60 Jahre nach dem ersten Linienflug ist der Berliner Flughafen Tegel geschlossen. Zum letzten planmäßigen Flug startete am Sonntag eine Sondermaschine der Air France nach Paris. Der Luftverkehr der Hauptstadtregion läuft nun allein über den neuen Flughafen BER in Schönefeld.

Am Samstag hatten die letzten Airlines ihre Maschinen von Tegel zum neuen Standort geflogen. Eine Woche nach der Eröffnung des Flughafens Berlin-Brandenburg Willy Brandt ist der Umzug damit abgeschlossen. Tegel bleibt zur Sicherheit aber noch ein halbes Jahr betriebsbereit.

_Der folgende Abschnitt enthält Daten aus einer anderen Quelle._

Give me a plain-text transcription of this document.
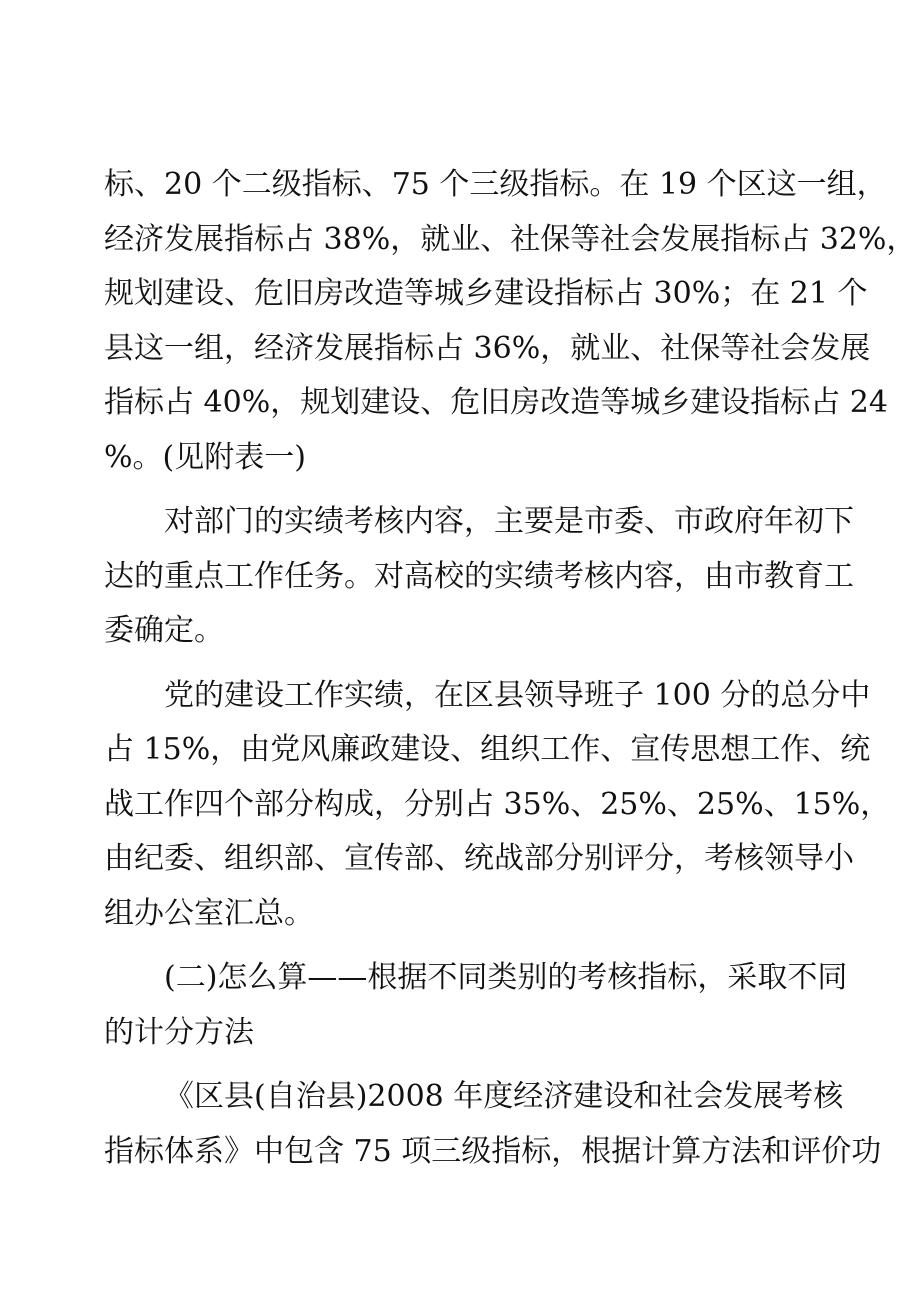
标、20 个二级指标、75 个三级指标。在 19 个区这一组，
经济发展指标占 38%，就业、社保等社会发展指标占 32%，
规划建设、危旧房改造等城乡建设指标占 30%；在 21 个
县这一组，经济发展指标占 36%，就业、社保等社会发展
指标占 40%，规划建设、危旧房改造等城乡建设指标占 24
%。(见附表一)
对部门的实绩考核内容，主要是市委、市政府年初下
达的重点工作任务。对高校的实绩考核内容，由市教育工
委确定。
党的建设工作实绩，在区县领导班子 100 分的总分中
占 15%，由党风廉政建设、组织工作、宣传思想工作、统
战工作四个部分构成，分别占 35%、25%、25%、15%，
由纪委、组织部、宣传部、统战部分别评分，考核领导小
组办公室汇总。
(二)怎么算——根据不同类别的考核指标，采取不同
的计分方法
《区县(自治县)2008 年度经济建设和社会发展考核
指标体系》中包含 75 项三级指标，根据计算方法和评价功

+++ 11.15 Uhr: Nach Ausschreitungen in Leipzig: Lambrecht fordert Aufklärung +++

Bundesjustizministerin Christine Lambrecht (SPD) hat die Ausschreitungen bei der "Querdenken"-Demonstration in Leipzig scharf verurteilt und eine "gründliche Aufklärung" gefordert. "Was wir gestern in Leipzig gesehen haben, ist durch nichts zu rechtfertigen. Die Demonstrationsfreiheit ist keine Freiheit zur Gewalt und zur massiven Gefährdung anderer", sagte Lambrecht am Sonntag. Eine solche Situation inmitten der Pandemie dürfe sich nicht wiederholen.

Tausende dicht an dicht ohne Masken seien ein Gipfel der Verantwortungslosigkeit und des Egoismus. "Jeden Tag sterben Menschen am Coronavirus. Wer diese Gefahr leugnet, stellt sich gegen den übergroßen Teil unserer Gesellschaft, der sich an Regeln hält, um sich und alle anderen zu schützen", sagte Lambrecht.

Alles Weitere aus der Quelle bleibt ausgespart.